Google AdWords - How About Total Control Over Geo-Targeting?
Recently E-Power discovered that one of our client's Google AdWords programs which we specifically Geo-Target to California was receiving impressions and clicks from outside the designated target area. This was taking place when a geo-specific qualifier was added to the search query.
For example, E-Power only wanted to serve ads for a law firm practicing in California to potential clients in California. Since the client is only licensed in California, out of state leads are not beneficial to them. Thus, any out of state traffic was of no benefit.
Based on solid key phrase research, testing and the fact that the client in question only does business in California, this geo-targeting-based query parsing is having a less than positive effect on the overall campaign in terms of wasted money and lowering of the overall Quality Score. Let me elaborate.
As a Business - The client in question only does business in California and as I stated above, outside leads are not beneficial.
Quality Score - is affected as impressions are accumulated outside of the practice area. Since Google adds the qualifier under the ad copy (in this case California), the Click Through Rate for the ads will be extremely low, thus lowering the overall Quality Score for the particular search phrase. In the end, this caused the client to pay more for what they thought was a well targeted campaign focused on California.

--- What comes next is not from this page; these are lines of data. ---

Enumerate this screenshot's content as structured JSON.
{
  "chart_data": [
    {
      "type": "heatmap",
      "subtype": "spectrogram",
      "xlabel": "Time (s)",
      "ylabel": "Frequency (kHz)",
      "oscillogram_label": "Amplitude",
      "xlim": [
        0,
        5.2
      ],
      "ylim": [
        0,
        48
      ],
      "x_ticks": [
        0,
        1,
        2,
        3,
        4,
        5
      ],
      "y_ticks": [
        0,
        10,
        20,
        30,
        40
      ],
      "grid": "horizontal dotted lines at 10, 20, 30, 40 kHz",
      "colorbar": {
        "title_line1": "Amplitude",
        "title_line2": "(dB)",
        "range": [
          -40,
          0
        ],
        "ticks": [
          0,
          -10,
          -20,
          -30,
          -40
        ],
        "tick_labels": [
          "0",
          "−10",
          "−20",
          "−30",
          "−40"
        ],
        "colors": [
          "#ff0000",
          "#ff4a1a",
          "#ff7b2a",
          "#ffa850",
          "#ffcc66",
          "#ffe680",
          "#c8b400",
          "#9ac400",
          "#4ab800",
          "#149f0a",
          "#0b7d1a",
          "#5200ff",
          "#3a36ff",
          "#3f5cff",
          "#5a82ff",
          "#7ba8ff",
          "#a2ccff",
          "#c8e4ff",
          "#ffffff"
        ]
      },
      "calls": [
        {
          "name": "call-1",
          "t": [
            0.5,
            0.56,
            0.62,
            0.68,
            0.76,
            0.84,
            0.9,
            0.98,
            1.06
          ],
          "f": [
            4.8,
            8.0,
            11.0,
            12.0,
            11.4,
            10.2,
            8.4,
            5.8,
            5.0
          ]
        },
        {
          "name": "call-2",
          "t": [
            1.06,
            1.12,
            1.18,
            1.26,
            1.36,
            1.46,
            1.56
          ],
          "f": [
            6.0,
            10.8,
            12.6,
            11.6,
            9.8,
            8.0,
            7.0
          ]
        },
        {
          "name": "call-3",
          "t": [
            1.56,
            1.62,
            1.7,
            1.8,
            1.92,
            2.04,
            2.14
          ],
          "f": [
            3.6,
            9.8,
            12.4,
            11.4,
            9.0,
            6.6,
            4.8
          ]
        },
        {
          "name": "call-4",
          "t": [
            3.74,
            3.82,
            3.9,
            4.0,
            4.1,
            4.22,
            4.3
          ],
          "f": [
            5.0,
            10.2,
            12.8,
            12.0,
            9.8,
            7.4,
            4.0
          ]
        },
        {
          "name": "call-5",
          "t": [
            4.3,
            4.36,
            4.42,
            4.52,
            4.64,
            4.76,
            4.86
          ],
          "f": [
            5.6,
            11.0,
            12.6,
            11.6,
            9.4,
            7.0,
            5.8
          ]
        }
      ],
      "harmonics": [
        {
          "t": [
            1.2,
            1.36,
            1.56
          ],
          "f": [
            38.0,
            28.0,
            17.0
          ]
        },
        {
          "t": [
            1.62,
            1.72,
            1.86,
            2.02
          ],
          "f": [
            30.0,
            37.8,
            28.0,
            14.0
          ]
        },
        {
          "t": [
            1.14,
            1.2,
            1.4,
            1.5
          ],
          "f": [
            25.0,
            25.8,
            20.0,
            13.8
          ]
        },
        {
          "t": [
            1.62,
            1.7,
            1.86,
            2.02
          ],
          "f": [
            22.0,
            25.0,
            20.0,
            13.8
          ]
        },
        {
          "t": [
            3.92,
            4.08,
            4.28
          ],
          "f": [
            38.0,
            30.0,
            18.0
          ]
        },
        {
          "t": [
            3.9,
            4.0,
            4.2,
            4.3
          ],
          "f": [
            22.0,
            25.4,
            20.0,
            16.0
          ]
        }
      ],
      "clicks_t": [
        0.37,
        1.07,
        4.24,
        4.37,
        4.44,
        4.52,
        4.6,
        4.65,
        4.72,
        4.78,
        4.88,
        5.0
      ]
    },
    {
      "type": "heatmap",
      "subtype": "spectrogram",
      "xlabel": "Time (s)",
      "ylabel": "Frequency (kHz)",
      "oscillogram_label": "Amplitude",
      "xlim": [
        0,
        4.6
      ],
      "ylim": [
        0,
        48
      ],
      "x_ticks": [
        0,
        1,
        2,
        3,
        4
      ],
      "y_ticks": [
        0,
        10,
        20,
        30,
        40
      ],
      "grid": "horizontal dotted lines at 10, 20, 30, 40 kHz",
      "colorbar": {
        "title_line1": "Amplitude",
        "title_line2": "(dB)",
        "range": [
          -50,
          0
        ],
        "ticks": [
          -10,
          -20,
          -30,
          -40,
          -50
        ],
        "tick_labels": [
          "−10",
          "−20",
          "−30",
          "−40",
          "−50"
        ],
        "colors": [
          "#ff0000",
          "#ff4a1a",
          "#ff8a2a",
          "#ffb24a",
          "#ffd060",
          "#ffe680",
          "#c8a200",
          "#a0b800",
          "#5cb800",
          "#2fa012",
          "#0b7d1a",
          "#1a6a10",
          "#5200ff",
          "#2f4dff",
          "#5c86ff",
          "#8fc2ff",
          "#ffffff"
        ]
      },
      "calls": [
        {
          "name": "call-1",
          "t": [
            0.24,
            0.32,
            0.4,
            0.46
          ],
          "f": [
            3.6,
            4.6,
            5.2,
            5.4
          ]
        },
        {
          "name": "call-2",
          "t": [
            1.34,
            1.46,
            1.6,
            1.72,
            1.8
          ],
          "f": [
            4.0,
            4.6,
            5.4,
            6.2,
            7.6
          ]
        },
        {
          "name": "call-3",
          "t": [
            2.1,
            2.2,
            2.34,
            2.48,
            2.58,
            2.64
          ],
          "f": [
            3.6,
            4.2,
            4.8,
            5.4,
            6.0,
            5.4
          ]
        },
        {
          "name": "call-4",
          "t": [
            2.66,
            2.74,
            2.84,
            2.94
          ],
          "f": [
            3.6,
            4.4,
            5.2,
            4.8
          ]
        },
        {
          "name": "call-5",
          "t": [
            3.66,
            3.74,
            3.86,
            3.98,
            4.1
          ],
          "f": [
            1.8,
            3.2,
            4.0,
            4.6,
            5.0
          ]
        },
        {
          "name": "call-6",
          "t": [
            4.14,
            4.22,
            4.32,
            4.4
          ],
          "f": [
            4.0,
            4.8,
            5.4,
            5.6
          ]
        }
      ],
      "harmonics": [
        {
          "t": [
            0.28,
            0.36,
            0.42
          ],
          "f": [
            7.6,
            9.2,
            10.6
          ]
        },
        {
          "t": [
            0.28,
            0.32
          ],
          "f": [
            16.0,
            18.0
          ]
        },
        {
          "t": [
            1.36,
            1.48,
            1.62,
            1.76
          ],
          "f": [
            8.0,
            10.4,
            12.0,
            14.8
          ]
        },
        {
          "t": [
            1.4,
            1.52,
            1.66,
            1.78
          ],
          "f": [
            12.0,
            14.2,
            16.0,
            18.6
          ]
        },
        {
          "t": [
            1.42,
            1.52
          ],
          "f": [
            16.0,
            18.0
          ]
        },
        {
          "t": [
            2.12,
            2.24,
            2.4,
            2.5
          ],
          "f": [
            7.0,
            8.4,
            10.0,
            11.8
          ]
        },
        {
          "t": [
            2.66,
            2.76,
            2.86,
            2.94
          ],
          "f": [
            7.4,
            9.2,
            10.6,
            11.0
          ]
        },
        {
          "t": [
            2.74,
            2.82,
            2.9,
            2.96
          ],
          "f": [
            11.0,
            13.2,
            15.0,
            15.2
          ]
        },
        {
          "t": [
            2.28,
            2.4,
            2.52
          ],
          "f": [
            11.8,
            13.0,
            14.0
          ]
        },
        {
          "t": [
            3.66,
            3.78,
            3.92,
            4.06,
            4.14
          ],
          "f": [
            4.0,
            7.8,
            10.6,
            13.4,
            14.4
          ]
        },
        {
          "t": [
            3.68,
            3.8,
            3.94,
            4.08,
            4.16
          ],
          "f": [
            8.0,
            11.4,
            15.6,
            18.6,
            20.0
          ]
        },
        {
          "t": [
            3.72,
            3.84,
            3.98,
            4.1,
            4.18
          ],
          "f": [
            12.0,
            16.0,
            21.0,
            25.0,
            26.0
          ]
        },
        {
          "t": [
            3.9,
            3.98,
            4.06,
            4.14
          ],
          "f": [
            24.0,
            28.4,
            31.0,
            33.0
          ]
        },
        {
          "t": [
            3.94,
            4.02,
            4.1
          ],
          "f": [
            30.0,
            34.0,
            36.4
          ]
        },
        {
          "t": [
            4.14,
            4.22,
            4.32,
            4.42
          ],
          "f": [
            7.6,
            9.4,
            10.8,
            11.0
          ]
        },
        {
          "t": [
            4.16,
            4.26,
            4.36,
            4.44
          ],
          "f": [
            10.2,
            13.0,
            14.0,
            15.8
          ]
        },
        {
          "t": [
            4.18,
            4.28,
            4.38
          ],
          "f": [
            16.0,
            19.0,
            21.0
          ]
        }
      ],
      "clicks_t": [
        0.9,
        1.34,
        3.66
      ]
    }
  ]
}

Wasted Money - Combine the two points above.
Now this geo-targeting example may not be a problem for all advertisers, but in this case it was. Don't get us wrong, E-Power realizes that some advertisers may see a benefit from these extra searches as a lack of research or uncertainty of influence outside the targeted region may play a factor.
The solution - leave the feature on as a default setting so that inexperienced advertisers have the potential to capture these extra leads. But for advanced search marketers who have done the due diligence in testing and research, give us an option to turn it off.